We'd spent the night in remote Mason Bay Hut on the wild west coast of Stewart Island, New Zealand's southern extremity. It had rained all night, and we were out of bed well before a pale, wet dawn. We had a three, or four, or maybe five hour walk - it depended who you listened to - before we'd get to Freshwater Landing for the water taxi we must not miss. That meant getting walking by 6-30am, unheard of in my usual walking company!
Such time pressure, in concert with steady rain and a flat track, doesn't make for ideal walking. Talking loudly to hear each other through our rainhoods, Lynne and I discussed our disappointment at not having seen a kiwi here in one of their few wild strongholds. I had once held a kiwi during a behind-the-scenes tour of Auckland Zoo with a colleague, but there is nothing like seeing such a creature free and in its natural habitat.
We had planned to also go to Ulva Island, a bird sanctuary in a Stewart Island inlet, so were starting to pin our hopes on seeing a wild kiwi there, when we were suddenly startled by the real thing. My experience of a captive bird's mute docility had, I suppose, lead me to think it would be a little like that in the wild. Far from being slow or placid, the large and lively bird flashed rapidly across our path, literally stopping us in our tracks.

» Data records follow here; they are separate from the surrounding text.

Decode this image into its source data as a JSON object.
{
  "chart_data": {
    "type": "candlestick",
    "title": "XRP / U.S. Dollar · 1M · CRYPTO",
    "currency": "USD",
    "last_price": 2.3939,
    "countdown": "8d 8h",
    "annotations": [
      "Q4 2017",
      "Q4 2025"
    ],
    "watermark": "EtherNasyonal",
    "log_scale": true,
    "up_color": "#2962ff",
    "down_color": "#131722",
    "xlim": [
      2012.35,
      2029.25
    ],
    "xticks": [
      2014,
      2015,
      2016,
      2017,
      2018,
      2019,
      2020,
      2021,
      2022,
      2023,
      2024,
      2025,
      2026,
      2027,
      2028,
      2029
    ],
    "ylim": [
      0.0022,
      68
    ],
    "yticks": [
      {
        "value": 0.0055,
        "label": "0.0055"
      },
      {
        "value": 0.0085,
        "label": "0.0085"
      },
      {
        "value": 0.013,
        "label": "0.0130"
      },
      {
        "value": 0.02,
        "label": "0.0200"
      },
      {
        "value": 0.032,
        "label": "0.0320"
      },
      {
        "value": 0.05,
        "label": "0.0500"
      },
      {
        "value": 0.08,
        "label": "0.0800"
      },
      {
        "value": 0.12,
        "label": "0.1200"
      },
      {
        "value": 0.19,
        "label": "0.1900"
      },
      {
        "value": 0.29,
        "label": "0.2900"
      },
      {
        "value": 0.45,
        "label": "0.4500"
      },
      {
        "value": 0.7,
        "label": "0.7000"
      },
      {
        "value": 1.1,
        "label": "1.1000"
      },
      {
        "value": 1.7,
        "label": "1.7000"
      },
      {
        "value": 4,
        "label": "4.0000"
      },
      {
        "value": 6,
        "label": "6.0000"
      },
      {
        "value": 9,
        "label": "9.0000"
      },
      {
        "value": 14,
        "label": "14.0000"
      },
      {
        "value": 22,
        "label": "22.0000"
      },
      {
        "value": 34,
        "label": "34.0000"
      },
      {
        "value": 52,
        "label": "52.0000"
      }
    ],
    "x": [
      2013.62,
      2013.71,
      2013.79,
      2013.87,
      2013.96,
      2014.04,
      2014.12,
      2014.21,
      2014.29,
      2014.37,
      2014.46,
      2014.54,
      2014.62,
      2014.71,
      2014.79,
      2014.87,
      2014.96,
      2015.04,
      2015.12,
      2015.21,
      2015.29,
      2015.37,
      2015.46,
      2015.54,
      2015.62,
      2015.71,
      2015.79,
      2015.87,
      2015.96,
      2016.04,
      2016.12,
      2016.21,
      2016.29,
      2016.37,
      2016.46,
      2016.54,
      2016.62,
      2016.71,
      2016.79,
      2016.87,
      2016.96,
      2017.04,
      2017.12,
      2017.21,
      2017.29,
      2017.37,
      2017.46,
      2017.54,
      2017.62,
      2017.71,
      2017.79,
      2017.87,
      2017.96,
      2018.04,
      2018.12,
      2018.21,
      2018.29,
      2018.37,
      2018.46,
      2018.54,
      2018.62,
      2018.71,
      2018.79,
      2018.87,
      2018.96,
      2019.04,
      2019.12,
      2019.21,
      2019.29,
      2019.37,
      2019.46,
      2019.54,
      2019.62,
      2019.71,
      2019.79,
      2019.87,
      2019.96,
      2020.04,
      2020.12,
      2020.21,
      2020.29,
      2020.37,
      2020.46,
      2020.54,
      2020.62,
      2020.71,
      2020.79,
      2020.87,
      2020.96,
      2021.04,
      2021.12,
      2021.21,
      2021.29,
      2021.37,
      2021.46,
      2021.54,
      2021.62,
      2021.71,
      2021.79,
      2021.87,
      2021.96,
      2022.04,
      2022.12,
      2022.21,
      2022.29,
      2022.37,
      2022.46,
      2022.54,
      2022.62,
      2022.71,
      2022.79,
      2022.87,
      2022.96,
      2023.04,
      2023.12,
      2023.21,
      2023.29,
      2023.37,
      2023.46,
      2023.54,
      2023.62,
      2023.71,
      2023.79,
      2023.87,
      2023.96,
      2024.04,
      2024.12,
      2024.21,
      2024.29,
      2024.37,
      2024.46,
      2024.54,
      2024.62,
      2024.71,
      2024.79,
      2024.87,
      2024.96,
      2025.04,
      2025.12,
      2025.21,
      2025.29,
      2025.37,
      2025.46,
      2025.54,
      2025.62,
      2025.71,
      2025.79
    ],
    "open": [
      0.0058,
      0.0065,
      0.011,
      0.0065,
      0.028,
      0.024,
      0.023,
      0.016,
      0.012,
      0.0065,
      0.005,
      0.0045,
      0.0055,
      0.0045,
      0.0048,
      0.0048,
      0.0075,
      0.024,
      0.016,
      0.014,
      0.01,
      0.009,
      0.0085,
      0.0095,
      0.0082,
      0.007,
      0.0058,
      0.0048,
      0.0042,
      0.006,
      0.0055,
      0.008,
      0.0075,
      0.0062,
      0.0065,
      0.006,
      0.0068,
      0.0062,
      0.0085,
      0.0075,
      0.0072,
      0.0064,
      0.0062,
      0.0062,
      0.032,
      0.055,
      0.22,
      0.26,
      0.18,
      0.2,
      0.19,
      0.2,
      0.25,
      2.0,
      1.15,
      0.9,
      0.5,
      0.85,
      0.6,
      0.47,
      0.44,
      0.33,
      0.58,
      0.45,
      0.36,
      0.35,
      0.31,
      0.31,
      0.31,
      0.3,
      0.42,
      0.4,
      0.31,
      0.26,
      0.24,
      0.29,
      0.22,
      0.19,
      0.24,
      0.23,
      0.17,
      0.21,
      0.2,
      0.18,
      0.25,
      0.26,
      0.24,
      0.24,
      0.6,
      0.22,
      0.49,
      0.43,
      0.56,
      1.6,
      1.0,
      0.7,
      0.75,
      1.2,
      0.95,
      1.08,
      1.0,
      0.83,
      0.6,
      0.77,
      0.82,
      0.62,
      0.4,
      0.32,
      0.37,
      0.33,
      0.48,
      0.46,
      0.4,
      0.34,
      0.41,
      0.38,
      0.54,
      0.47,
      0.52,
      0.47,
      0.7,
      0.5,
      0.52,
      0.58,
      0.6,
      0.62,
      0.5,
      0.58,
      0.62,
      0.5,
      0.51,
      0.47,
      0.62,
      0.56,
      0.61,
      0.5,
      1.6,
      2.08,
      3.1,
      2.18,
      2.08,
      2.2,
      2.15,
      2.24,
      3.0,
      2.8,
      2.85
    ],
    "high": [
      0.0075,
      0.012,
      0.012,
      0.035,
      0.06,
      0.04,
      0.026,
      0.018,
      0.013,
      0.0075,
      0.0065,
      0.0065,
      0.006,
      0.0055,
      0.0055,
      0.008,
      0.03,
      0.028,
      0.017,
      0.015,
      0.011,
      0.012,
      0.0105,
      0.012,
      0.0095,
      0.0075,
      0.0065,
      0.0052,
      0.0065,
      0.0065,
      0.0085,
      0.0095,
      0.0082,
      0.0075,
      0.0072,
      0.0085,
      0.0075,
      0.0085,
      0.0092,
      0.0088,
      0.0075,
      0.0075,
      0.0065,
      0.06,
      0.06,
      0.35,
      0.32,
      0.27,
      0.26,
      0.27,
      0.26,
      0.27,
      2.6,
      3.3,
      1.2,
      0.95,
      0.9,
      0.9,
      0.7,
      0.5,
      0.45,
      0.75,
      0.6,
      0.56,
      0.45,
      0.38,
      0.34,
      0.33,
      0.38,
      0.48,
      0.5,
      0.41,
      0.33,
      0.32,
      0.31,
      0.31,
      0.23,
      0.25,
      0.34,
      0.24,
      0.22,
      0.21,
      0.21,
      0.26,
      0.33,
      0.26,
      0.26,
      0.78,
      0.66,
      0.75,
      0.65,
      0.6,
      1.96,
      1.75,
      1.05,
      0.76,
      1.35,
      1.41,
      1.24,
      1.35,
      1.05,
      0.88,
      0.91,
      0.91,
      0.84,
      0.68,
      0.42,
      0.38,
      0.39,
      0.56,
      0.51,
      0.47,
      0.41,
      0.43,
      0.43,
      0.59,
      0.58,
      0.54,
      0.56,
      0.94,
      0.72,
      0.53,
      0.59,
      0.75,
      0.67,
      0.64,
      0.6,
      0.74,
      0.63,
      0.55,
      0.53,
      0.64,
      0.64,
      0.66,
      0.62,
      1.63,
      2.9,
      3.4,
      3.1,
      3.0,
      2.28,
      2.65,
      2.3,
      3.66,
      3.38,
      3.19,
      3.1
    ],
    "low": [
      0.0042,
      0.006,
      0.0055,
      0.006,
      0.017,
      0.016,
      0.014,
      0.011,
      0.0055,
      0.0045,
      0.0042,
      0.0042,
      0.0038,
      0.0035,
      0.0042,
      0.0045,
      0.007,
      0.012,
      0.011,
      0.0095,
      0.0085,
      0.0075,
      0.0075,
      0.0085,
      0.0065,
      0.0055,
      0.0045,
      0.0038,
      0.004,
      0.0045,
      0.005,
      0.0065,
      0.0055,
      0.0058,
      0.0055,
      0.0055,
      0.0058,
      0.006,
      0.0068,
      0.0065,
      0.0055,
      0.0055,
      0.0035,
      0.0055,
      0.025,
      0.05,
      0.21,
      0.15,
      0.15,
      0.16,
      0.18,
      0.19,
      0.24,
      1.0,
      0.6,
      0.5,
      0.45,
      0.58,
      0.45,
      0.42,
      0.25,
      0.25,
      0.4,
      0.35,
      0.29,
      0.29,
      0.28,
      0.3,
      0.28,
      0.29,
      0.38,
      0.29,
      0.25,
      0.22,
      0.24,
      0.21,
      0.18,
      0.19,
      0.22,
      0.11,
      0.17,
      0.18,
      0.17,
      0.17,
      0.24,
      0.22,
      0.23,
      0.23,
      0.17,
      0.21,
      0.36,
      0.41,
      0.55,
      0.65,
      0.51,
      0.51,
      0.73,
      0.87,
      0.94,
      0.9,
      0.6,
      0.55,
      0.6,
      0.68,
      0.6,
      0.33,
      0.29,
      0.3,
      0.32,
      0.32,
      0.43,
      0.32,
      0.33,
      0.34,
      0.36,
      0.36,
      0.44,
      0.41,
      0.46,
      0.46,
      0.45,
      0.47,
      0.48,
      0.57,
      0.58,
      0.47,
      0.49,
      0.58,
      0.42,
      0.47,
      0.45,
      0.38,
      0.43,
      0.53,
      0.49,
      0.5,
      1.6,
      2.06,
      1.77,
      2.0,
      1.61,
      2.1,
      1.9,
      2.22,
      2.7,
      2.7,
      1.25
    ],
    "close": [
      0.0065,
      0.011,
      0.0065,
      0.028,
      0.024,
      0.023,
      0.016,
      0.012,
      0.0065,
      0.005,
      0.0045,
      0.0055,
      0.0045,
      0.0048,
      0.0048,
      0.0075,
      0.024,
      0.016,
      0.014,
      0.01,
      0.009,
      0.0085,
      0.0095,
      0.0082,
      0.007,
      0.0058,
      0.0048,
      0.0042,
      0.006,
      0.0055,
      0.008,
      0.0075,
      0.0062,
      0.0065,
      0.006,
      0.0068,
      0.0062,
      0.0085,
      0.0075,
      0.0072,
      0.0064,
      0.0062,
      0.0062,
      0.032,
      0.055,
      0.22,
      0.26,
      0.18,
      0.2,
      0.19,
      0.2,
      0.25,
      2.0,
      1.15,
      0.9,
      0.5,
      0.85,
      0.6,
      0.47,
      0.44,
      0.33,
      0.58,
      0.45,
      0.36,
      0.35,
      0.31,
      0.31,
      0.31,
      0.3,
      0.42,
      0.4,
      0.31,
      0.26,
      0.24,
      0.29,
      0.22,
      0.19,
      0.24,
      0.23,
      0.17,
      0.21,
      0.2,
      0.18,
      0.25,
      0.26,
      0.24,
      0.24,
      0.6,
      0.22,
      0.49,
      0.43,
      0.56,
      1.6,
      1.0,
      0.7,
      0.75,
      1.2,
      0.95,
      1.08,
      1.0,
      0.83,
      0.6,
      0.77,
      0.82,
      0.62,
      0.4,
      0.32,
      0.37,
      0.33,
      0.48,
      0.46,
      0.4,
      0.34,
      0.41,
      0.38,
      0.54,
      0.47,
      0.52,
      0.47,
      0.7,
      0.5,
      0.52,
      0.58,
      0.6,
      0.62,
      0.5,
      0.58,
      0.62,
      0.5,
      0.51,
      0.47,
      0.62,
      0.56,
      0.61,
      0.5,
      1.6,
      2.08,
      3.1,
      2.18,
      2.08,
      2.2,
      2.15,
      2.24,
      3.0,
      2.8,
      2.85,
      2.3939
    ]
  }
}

[A fast-moving kiwi barely pauses for the camera, Stewart Island, NZ]
We watched for maybe fifteen minutes as the kiwi probed the damp forest floor for morsels: dipping, prodding, twisting, lifting its head, shaking, stepping, prodding again, its beak clacking like chopsticks in an expert hand.
Its body shape reminded me somehow of a small wallaby's. But rather than hopping or loping, it walked with short purposeful steps, and ran like a pole vaulter with long strides, head and beak lowered as though ready for take-off. Of course it can't actually fly, instead relying on speed and camouflage to escape predators, of which there were few before predatory mammals were brought to Aotearoa.
Now kiwi are rare on mainland New Zealand, making this sighting all the more precious. That we came across another one half an hour later added to the wonder. The sightings also slowed us down by a total of maybe twenty minutes. For such a privilege I decided I would be willing to miss my water taxi. But for the record, we made it with more than hour to spare.